Inflation has grown at the fastest rate in four decades. As consumers face higher prices at the gas pump, grocery stores and restaurants, some consumers are choosing where to spend their money and where to retire. In some cases, they are prioritizing experiences that were missed during the pandemic, such as splurging on a vacation or dining out.

Walmart said more customers are turning to its stores, known for low prices, to fill their pantries and refrigerators, but they’re skipping the general merchandise they can live without.

Walmart said it now expects U.S. same-store sales to rise about 6% in the second quarter, excluding fuel, as customers buy more food at its stores. That’s higher than the 4% to 5% increase the company had previously expected.

However, this mix of goods will weigh on the company. Groceries have lower profit margins than discretionary items such as televisions and clothing.

“Rising levels of food and fuel inflation are affecting the way customers spend, and while we’ve made good progress eliminating hard categories, apparel at Walmart USA requires more markdown dollars,” said the CEO Doug McMillon in a press release.
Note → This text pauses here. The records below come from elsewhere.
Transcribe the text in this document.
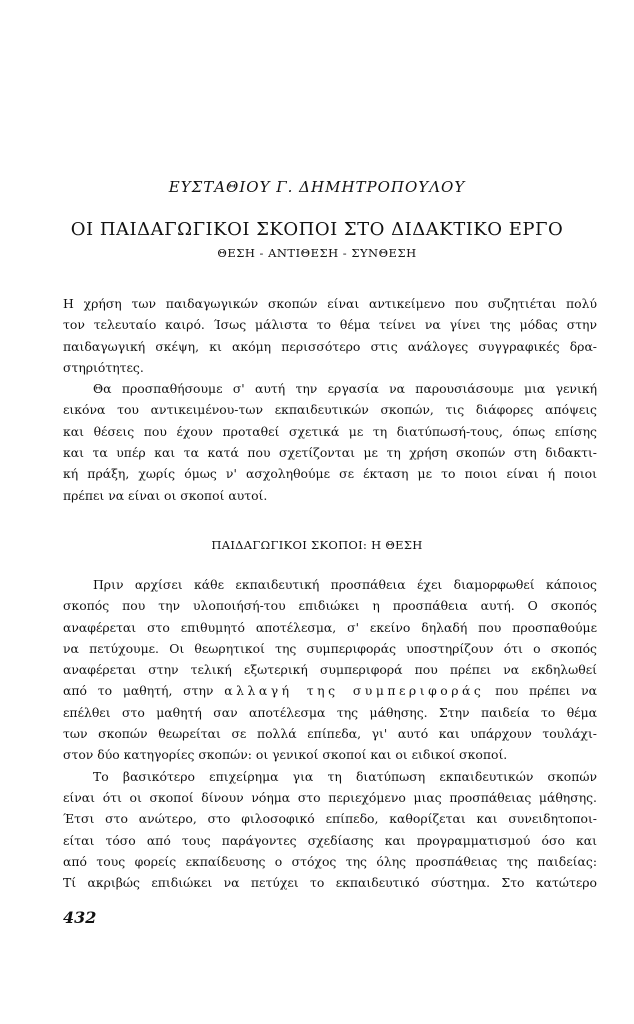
ΕΥΣΤΑΘΙΟΥ Γ. ΔΗΜΗΤΡΟΠΟΥΛΟΥ
ΟΙ ΠΑΙΔΑΓΩΓΙΚΟΙ ΣΚΟΠΟΙ ΣΤΟ ΔΙΔΑΚΤΙΚΟ ΕΡΓΟ
ΘΕΣΗ - ΑΝΤΙΘΕΣΗ - ΣΥΝΘΕΣΗ
Η χρήση των παιδαγωγικών σκοπών είναι αντικείμενο που συζητιέται πολύ
τον τελευταίο καιρό. Ίσως μάλιστα το θέμα τείνει να γίνει της μόδας στην
παιδαγωγική σκέψη, κι ακόμη περισσότερο στις ανάλογες συγγραφικές δρα-
στηριότητες.
Θα προσπαθήσουμε σ' αυτή την εργασία να παρουσιάσουμε μια γενική
εικόνα του αντικειμένου-των εκπαιδευτικών σκοπών, τις διάφορες απόψεις
και θέσεις που έχουν προταθεί σχετικά με τη διατύπωσή-τους, όπως επίσης
και τα υπέρ και τα κατά που σχετίζονται με τη χρήση σκοπών στη διδακτι-
κή πράξη, χωρίς όμως ν' ασχοληθούμε σε έκταση με το ποιοι είναι ή ποιοι
πρέπει να είναι οι σκοποί αυτοί.
ΠΑΙΔΑΓΩΓΙΚΟΙ ΣΚΟΠΟΙ: Η ΘΕΣΗ
Πριν αρχίσει κάθε εκπαιδευτική προσπάθεια έχει διαμορφωθεί κάποιος
σκοπός που την υλοποιήσή-του επιδιώκει η προσπάθεια αυτή. Ο σκοπός
αναφέρεται στο επιθυμητό αποτέλεσμα, σ' εκείνο δηλαδή που προσπαθούμε
να πετύχουμε. Οι θεωρητικοί της συμπεριφοράς υποστηρίζουν ότι ο σκοπός
αναφέρεται στην τελική εξωτερική συμπεριφορά που πρέπει να εκδηλωθεί
από το μαθητή, στην αλλαγή της συμπεριφοράς που πρέπει να
επέλθει στο μαθητή σαν αποτέλεσμα της μάθησης. Στην παιδεία το θέμα
των σκοπών θεωρείται σε πολλά επίπεδα, γι' αυτό και υπάρχουν τουλάχι-
στον δύο κατηγορίες σκοπών: οι γενικοί σκοποί και οι ειδικοί σκοποί.
Το βασικότερο επιχείρημα για τη διατύπωση εκπαιδευτικών σκοπών
είναι ότι οι σκοποί δίνουν νόημα στο περιεχόμενο μιας προσπάθειας μάθησης.
Έτσι στο ανώτερο, στο φιλοσοφικό επίπεδο, καθορίζεται και συνειδητοποι-
είται τόσο από τους παράγοντες σχεδίασης και προγραμματισμού όσο και
από τους φορείς εκπαίδευσης ο στόχος της όλης προσπάθειας της παιδείας:
Τί ακριβώς επιδιώκει να πετύχει το εκπαιδευτικό σύστημα. Στο κατώτερο
432
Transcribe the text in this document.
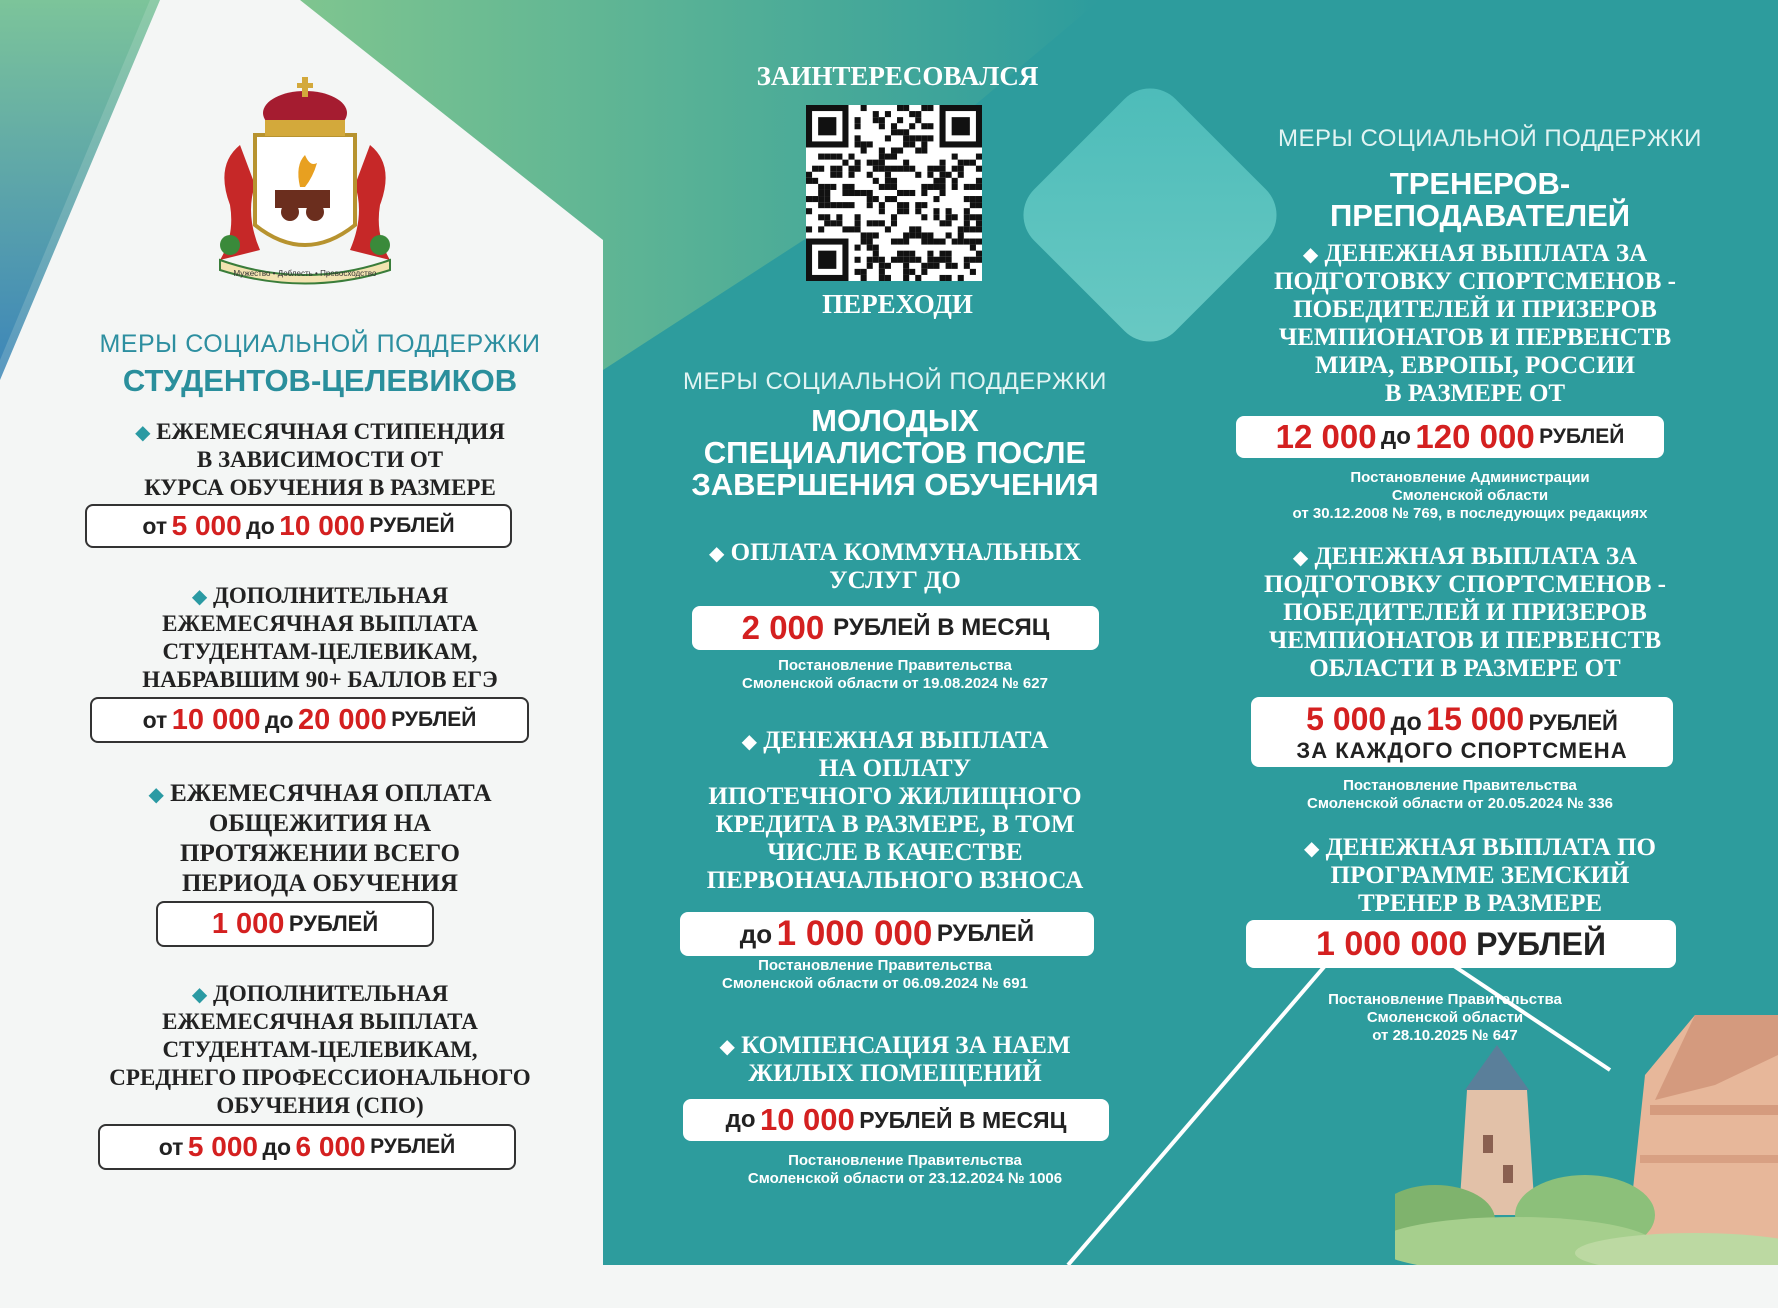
Мужество • Доблесть • Превосходство
ЗАИНТЕРЕСОВАЛСЯ
ПЕРЕХОДИ
МЕРЫ СОЦИАЛЬНОЙ ПОДДЕРЖКИ
СТУДЕНТОВ-ЦЕЛЕВИКОВ
◆ ЕЖЕМЕСЯЧНАЯ СТИПЕНДИЯ
В ЗАВИСИМОСТИ ОТ
КУРСА ОБУЧЕНИЯ В РАЗМЕРЕ
от
5 000
до
10 000
РУБЛЕЙ
◆ ДОПОЛНИТЕЛЬНАЯ
ЕЖЕМЕСЯЧНАЯ ВЫПЛАТА
СТУДЕНТАМ-ЦЕЛЕВИКАМ,
НАБРАВШИМ 90+ БАЛЛОВ ЕГЭ
от
10 000
до
20 000
РУБЛЕЙ
◆ ЕЖЕМЕСЯЧНАЯ ОПЛАТА
ОБЩЕЖИТИЯ НА
ПРОТЯЖЕНИИ ВСЕГО
ПЕРИОДА ОБУЧЕНИЯ
1 000
РУБЛЕЙ
◆ ДОПОЛНИТЕЛЬНАЯ
ЕЖЕМЕСЯЧНАЯ ВЫПЛАТА
СТУДЕНТАМ-ЦЕЛЕВИКАМ,
СРЕДНЕГО ПРОФЕССИОНАЛЬНОГО
ОБУЧЕНИЯ (СПО)
от
5 000
до
6 000
РУБЛЕЙ
МЕРЫ СОЦИАЛЬНОЙ ПОДДЕРЖКИ
МОЛОДЫХ
СПЕЦИАЛИСТОВ ПОСЛЕ
ЗАВЕРШЕНИЯ ОБУЧЕНИЯ
◆ ОПЛАТА КОММУНАЛЬНЫХ
УСЛУГ ДО
2 000
РУБЛЕЙ В МЕСЯЦ
Постановление Правительства
Смоленской области от 19.08.2024 № 627
◆ ДЕНЕЖНАЯ ВЫПЛАТА
НА ОПЛАТУ
ИПОТЕЧНОГО ЖИЛИЩНОГО
КРЕДИТА В РАЗМЕРЕ, В ТОМ
ЧИСЛЕ В КАЧЕСТВЕ
ПЕРВОНАЧАЛЬНОГО ВЗНОСА
до
1 000 000
РУБЛЕЙ
Постановление Правительства
Смоленской области от 06.09.2024 № 691
◆ КОМПЕНСАЦИЯ ЗА НАЕМ
ЖИЛЫХ ПОМЕЩЕНИЙ
до
10 000
РУБЛЕЙ В МЕСЯЦ
Постановление Правительства
Смоленской области от 23.12.2024 № 1006
МЕРЫ СОЦИАЛЬНОЙ ПОДДЕРЖКИ
ТРЕНЕРОВ-
ПРЕПОДАВАТЕЛЕЙ
◆ ДЕНЕЖНАЯ ВЫПЛАТА ЗА
ПОДГОТОВКУ СПОРТСМЕНОВ -
ПОБЕДИТЕЛЕЙ И ПРИЗЕРОВ
ЧЕМПИОНАТОВ И ПЕРВЕНСТВ
МИРА, ЕВРОПЫ, РОССИИ
В РАЗМЕРЕ ОТ
12 000
до
120 000
РУБЛЕЙ
Постановление Администрации
Смоленской области
от 30.12.2008 № 769, в последующих редакциях
◆ ДЕНЕЖНАЯ ВЫПЛАТА ЗА
ПОДГОТОВКУ СПОРТСМЕНОВ -
ПОБЕДИТЕЛЕЙ И ПРИЗЕРОВ
ЧЕМПИОНАТОВ И ПЕРВЕНСТВ
ОБЛАСТИ В РАЗМЕРЕ ОТ
5 000 до 15 000 РУБЛЕЙ
ЗА КАЖДОГО СПОРТСМЕНА
Постановление Правительства
Смоленской области от 20.05.2024 № 336
◆ ДЕНЕЖНАЯ ВЫПЛАТА ПО
ПРОГРАММЕ ЗЕМСКИЙ
ТРЕНЕР В РАЗМЕРЕ
1 000 000
РУБЛЕЙ
Постановление Правительства
Смоленской области
от 28.10.2025 № 647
He said the company is experiencing strong back-to-school sales in the US, but expects people to pull back on general merchandise purchases in the second half of the year.

Target also lowered its forecast for the second quarter. Last month, the retailer said its profit margins would take a hit as it canceled orders and reduced merchandise. The company largely attributed the revised forecast to having too much inventory, including many bulky items such as small appliances that saw a drop in demand.

Walmart shares fell more than 9% after hours. It also dragged down the stocks of other retailers, including Target, which fell more than 6%. Amazon fell more than 4%. Macy’s, Kohl’s and Nordstrom each fell more than 3% after hours, as investors looked to sell off stocks that sell mostly apparel and home goods. The gap narrowed to around 2%.

Read the full statement here.

– CNBC’s Lauren Thomas contributed to this report.